How to have a happy home lab while donating compute resources to coronavirus researchers

My previous blog post described donating home lab compute resources to cornavirus researchers. Will my home lab get bogged down and become painfully unresponsive? This is the first question I had after donating compute resources. Interest in doing good could quickly wane if it becomes difficult to get my work done.

The rapid growth of Folding@home resulted in temporary shortages of work units for computers enlisted in the project. A Folding@home work unit is a unit of protein data which requires analysis by a computer.

example of folding@home virtual appliance fling busy computing work units. It’s more gratify to see work getting done instead of waiting for work units on an idle server.

While waiting, I “discovered” Rosetta@home

The University of Washington (UW) Institute of Protein Design has a similar project called Rosetta@home. Even though I’m a different UW alumni (University of Wisconsin – not Washington) I’ve made Seattle my home over the last 12 years. I joined this project to help my neighboring researchers. It’s not as easy as deploying the VMware virtual appliance fling for Folding@home. First I manually created the vm, deployed Red Hat Enterprise Linux in each vm, updated the OS, and then installed the BOINC package. The BOINC package is available for many other OS’s.

Rosetta@home in action

What if

What if I could prioritize my regular home lab work AND use excess capacity for Rosetta@home while I was waiting for the release of new Folding@home workloads? Could I retain my fast and responsive home lab and donate excess resources?

CPU’s are always executing instructions regardless if they have any work to do. Most of the time they have nothing to do. Instead of filling empty space with the idle process, Folding & Rosetta @home can execute instead of the CPU consuming empty calories.

Scheduling

vSphere’s Distributed Resource Scheduler (DRS) ensures that vms receives the right amount of resources based on the policy defined by the administrator. I reopened my course manual from the VMware Education “vSphere: Install, Configure, Manage plus Optimize and Scale Fast Track [V6.5]” class & exam I completed in 2018 to refresh my memory on the scheduling options available.

Resource Pools & Shares

The above screenshot shows the DRS resource pools defined to achieve my CPU scheduling goals. This example uses vSphere 7 which was released last week however this feature has been available for many years. I utilized shares to maximize my CPU utilization by ensuring that the 24 CPU cores in my home lab are always busy with work instead of executing an idle process which does nothing.

I defined a higher relative priorities for regular workloads and a lower priority for “Community Distributing Computing” workloads. The picture below illustrates how the “Community Distributed Computing Resource Pool” is configured with low shares.

My individual regular workload vms by default have normal shares, which is a higher relative priority than the low shares resource pool shown above. This results in a negligible impact to performance for my regular workloads. I haven’t noticed the extra load which is fully utilizing the last drops of processing capacity my CPU’s. Below is a cluster based CPU usage utilization graph from vRealize Operations 8.0. The 3 CPU’s had plenty of unused capacity while they were waiting for Folding@home work units. This is circled in blue prior to adding Rosetta@home to the cluster. Once I added Rosetta@home with the DRS shares policy all of the CPU cores in the cluster were fully utilized, this is the area circled in red.

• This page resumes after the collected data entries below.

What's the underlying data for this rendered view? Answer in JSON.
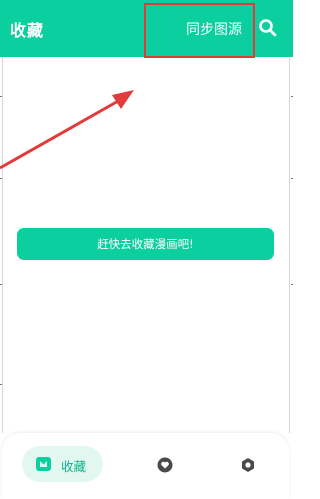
{
  "header": {
    "title": "收藏",
    "sync_label": "同步图源",
    "search_icon": "search-icon"
  },
  "main": {
    "empty_cta_label": "赶快去收藏漫画吧!"
  },
  "bottom_nav": {
    "items": [
      {
        "label": "收藏",
        "icon": "bookmark-icon",
        "selected": true
      },
      {
        "label": "",
        "icon": "heart-icon",
        "selected": false
      },
      {
        "label": "",
        "icon": "settings-icon",
        "selected": false
      }
    ]
  },
  "colors": {
    "accent": "#0ccf9f",
    "nav_selected_bg": "#e3f7f1",
    "nav_selected_text": "#0bb58a",
    "annotation": "#e23b3b"
  }
}
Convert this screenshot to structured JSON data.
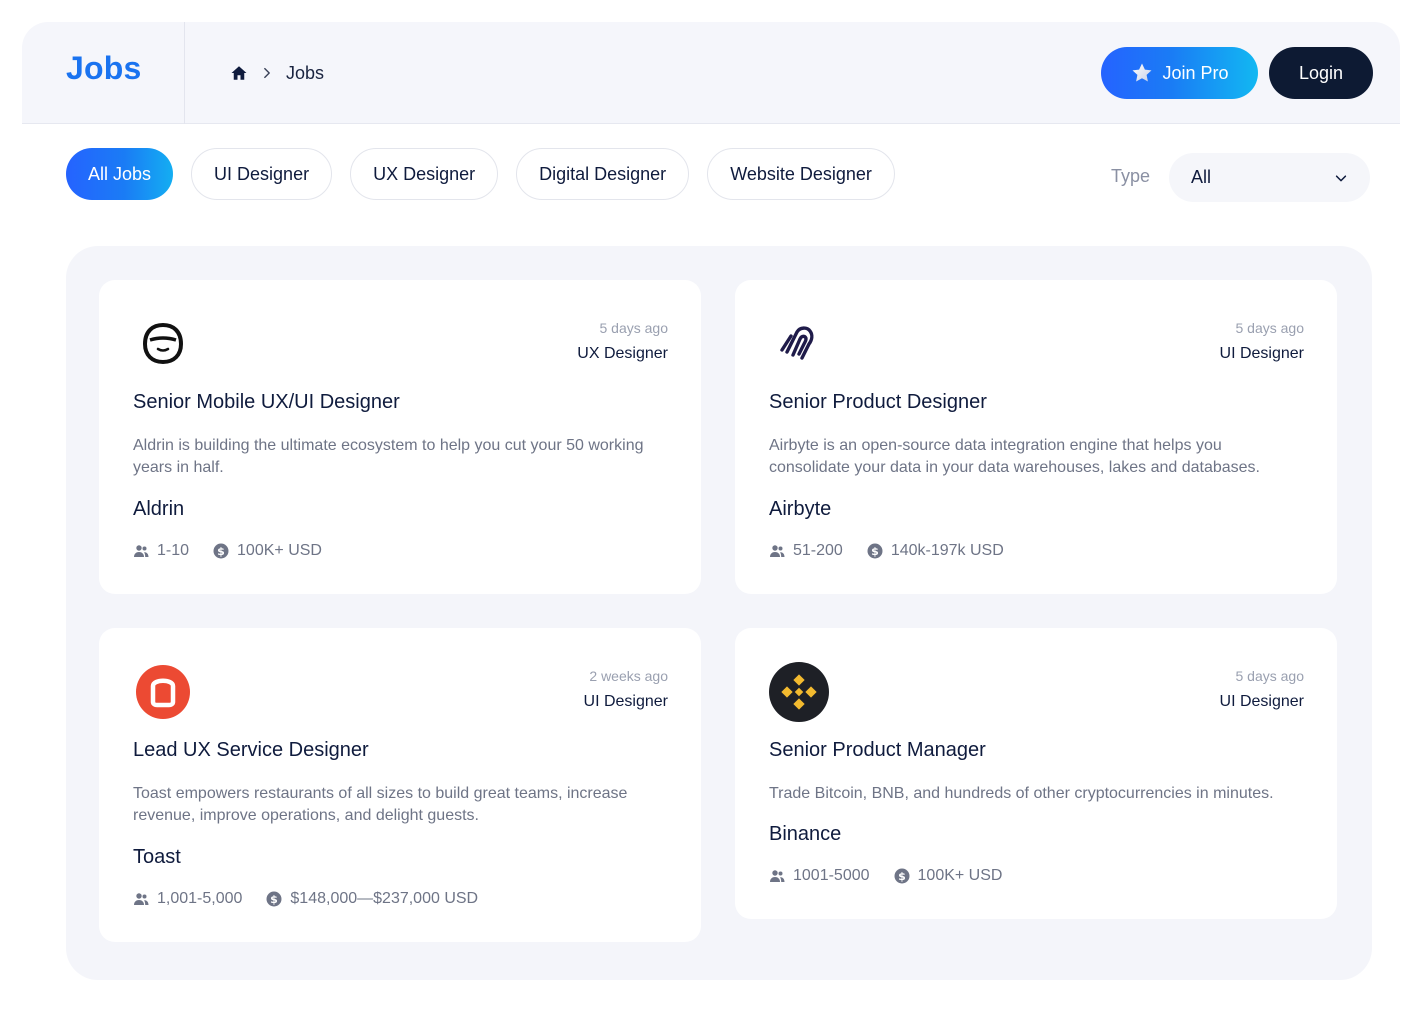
{
  "header": {
    "brand": "Jobs",
    "breadcrumb": {
      "home_icon": "home-icon",
      "current": "Jobs"
    },
    "join_pro_label": "Join Pro",
    "login_label": "Login",
    "accent_gradient": [
      "#2563ff",
      "#12b8f2"
    ],
    "login_color": "#0d1a33"
  },
  "filters": {
    "chips": [
      "All Jobs",
      "UI Designer",
      "UX Designer",
      "Digital Designer",
      "Website Designer"
    ],
    "active": "All Jobs",
    "type_label": "Type",
    "type_value": "All"
  },
  "jobs": [
    {
      "logo": "aldrin-logo",
      "posted": "5 days ago",
      "role": "UX Designer",
      "title": "Senior Mobile UX/UI Designer",
      "description": "Aldrin is building the ultimate ecosystem to help you cut your 50 working years in half.",
      "company": "Aldrin",
      "size": "1-10",
      "salary": "100K+ USD"
    },
    {
      "logo": "airbyte-logo",
      "posted": "5 days ago",
      "role": "UI Designer",
      "title": "Senior Product Designer",
      "description": "Airbyte is an open-source data integration engine that helps you consolidate your data in your data warehouses, lakes and databases.",
      "company": "Airbyte",
      "size": "51-200",
      "salary": "140k-197k USD"
    },
    {
      "logo": "toast-logo",
      "posted": "2 weeks ago",
      "role": "UI Designer",
      "title": "Lead UX Service Designer",
      "description": "Toast empowers restaurants of all sizes to build great teams, increase revenue, improve operations, and delight guests.",
      "company": "Toast",
      "size": "1,001-5,000",
      "salary": "$148,000—$237,000 USD"
    },
    {
      "logo": "binance-logo",
      "posted": "5 days ago",
      "role": "UI Designer",
      "title": "Senior Product Manager",
      "description": "Trade Bitcoin, BNB, and hundreds of other cryptocurrencies in minutes.",
      "company": "Binance",
      "size": "1001-5000",
      "salary": "100K+ USD"
    }
  ]
}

vRealize Operations 8.0 Cluster CPU Utilization

Prioritize Multiple Community Distributing Projects

I also utilized shares to prioritize the remaining CPU resources between Folding@home and Rosetta@home. Shown below is a high relative priority shares resource pool for Folding@home and a low relative priority shares resource pool for Rosetta@home. This example starves Rosetta@home for CPU resources when Folding@home is active with work units. If Folding@home is waiting for resources, Rosetta@home will claim all of the unused CPU resources. These relative priorities aren’t impacting my regular workloads.

Enterprise IT & Public Cloud Functionality

Large enterprise IT customers use these same features to fully utilize their data center resources. A common example is to place production and dev/test workloads on the same cluster, and provide production workloads a higher priority. Enterprise customers improve their data center return on investment since they don’t have underutilized computing resources. Public cloud providers use this same model to sell efficient compute services.

Happy Home Lab

The home lab is happy since it is contributing unused CPU processing power to the community without impacting performance of everything else. My next blog post will describe the sustainability of the solution and impact to my Puget Sound Energy electricity bill.